Brennan et al.[48] conducted a comparative prospective, randomized trial to assess the composite endpoint of BPAR, delayed graft function, graft loss, and patient death at 12 months posttransplantation. Patients were required to have at least one risk factor that would categorize them as high risk for acute rejection or delayed graft functioning (i.e., cold-ischemic time exceeding 24 hours, donor age of >50 years, donor serum creatinine concentration of >2.5 mg/dL, or donor without a heartbeat). Antithymocyte globulin (rabbit) was dosed at 1.5 mg/kg, with the initial dose administered intraoperatively and once everyday thereafter until a total dose of 7.5 mg/kg had been achieved (n = 141). A 20-mg dose of basiliximab was administered before graft reperfusion and on postoperative day 4 (n = 137). Maintenance therapy included mycophenolate mofetil 1000 mg twice daily, prednisone 5 mg/day by six months, and cyclosporine microemulsion. The composite endpoint did not differ significantly between the antithymocyte globulin [rabbit] group and the basiliximab-treated group (50.4% versus 56.2%, respectively; p = 0.34). However, BPAR alone occurred more frequently in the basiliximab-treated group (25.5% versus 15.6% with antithymocyte globulin [rabbit]) (p = 0.02), while antithymocyte globulin (rabbit) was associated with a higher overall infection rate (85.8% versus 75.2%, p = 0.03). Surprisingly, basiliximab was associated with an increased rate of CMV infection (17.5% versus 7.8% with antithymocyte globulin [rabbit]) (p = 0.02). Leukopenia was again found to be more prevalent among patients treated with antithymocyte globulin (rabbit).

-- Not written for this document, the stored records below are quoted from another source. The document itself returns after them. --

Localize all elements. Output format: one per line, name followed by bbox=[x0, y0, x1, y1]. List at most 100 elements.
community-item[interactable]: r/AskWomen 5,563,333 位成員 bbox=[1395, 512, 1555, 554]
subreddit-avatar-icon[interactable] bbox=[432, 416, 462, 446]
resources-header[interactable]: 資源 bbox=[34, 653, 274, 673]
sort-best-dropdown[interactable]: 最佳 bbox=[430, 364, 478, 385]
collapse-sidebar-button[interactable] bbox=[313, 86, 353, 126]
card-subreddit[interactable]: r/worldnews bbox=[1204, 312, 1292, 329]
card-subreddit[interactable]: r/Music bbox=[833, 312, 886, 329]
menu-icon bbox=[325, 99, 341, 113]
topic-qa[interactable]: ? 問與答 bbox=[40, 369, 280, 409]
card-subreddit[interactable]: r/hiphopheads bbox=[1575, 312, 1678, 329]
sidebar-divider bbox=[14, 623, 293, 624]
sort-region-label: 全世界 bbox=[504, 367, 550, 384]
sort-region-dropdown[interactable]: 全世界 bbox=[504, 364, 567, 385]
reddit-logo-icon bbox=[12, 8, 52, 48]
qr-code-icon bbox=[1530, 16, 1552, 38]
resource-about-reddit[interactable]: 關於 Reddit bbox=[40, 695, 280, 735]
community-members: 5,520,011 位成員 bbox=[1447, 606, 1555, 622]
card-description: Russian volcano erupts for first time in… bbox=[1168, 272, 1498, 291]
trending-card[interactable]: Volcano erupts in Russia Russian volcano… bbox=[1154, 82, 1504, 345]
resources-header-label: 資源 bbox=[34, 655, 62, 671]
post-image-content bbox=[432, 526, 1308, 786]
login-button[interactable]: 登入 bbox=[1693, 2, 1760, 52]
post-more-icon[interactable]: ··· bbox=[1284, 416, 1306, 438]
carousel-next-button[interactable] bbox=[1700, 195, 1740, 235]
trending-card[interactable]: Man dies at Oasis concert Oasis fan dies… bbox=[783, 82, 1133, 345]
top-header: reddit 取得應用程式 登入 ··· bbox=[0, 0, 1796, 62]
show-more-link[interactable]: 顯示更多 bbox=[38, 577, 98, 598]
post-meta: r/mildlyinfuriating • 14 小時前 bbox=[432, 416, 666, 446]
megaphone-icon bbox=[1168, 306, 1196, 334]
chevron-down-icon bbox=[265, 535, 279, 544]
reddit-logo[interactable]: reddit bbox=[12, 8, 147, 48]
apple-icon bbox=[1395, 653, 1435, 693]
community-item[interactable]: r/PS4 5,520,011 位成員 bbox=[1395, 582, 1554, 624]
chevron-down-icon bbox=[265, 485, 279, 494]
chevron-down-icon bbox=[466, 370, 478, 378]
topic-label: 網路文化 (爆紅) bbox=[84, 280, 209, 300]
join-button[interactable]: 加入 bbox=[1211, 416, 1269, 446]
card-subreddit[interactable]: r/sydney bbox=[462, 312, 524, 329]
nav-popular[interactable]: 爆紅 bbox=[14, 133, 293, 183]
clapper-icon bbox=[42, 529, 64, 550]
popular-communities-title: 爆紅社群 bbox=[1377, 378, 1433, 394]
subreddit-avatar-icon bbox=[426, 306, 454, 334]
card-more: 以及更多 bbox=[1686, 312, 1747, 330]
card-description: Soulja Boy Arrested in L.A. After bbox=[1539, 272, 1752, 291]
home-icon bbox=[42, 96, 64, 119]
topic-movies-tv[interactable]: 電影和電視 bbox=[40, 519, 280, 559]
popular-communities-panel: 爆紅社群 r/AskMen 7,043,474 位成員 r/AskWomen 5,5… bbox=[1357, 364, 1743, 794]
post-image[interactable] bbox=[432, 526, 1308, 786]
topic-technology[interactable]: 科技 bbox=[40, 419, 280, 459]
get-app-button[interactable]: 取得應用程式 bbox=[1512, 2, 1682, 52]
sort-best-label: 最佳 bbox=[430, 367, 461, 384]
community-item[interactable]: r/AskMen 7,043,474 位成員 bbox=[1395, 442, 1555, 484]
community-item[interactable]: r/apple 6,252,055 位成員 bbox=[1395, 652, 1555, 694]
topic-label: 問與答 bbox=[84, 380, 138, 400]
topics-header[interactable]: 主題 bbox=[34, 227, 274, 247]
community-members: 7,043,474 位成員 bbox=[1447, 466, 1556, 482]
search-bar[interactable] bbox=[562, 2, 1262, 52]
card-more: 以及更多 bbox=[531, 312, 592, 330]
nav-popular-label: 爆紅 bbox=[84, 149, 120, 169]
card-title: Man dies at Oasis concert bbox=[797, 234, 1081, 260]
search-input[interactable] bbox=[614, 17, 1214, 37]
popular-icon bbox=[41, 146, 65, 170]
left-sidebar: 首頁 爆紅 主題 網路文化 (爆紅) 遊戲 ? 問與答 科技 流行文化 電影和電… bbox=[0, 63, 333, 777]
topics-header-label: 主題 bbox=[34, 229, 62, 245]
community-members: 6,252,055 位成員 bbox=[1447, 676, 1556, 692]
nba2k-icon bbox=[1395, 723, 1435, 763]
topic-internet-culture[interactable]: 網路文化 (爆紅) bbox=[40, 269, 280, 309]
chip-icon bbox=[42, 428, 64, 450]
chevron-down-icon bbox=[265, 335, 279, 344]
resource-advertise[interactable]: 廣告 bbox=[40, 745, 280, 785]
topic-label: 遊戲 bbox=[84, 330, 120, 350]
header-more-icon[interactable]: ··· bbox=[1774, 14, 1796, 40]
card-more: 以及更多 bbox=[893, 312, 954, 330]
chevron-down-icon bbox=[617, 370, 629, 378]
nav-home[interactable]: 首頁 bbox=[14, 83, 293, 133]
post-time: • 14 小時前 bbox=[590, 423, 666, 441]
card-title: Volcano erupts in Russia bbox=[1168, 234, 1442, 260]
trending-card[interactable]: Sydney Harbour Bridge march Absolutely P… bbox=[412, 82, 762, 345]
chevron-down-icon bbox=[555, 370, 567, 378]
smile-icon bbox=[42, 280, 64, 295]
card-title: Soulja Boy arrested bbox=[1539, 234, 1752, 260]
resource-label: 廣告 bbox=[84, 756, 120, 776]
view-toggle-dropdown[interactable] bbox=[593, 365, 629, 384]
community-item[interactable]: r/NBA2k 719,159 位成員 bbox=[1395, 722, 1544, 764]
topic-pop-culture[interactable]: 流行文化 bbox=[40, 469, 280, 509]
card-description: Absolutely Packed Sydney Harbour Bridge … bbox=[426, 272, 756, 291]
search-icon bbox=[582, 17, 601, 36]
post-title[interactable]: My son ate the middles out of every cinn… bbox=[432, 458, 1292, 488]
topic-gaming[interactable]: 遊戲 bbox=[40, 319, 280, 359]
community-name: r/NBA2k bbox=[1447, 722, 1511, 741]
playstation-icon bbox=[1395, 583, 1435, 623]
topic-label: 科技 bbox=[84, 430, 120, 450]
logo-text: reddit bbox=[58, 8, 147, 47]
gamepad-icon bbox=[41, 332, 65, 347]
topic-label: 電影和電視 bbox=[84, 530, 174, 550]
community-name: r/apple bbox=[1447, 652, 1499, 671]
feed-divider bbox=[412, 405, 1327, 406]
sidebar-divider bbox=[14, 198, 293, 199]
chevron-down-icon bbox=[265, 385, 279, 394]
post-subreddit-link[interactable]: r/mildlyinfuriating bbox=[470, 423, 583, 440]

Much like basiliximab, daclizumab is a nondepleting monoclonal antibody that acts as an antagonist at the CD25 subunit of T cells and received marketing approval in 1997 for induction therapy in renal transplant recipients.[49] Daclizumab consists of 90% human and 10% murine components. The effectiveness of daclizumab is comparable to that of basiliximab, with an adverse-effect profile comparable to that seen with placebo. The major difference between daclizumab and basiliximab is that daclizumab has a more complicated, lengthy, and potentially more costly dosing regimen. In 2009, the manufacturer of daclizumab announced that it would no longer produce the agent due to high production costs and a lack of demand. Daclizumab supplies are expected to last through 2010. Once these supplies have been exhausted, daclizumab will no longer be available for clinical use. Thus, the use of daclizumab in clinical practice is not discussed herein.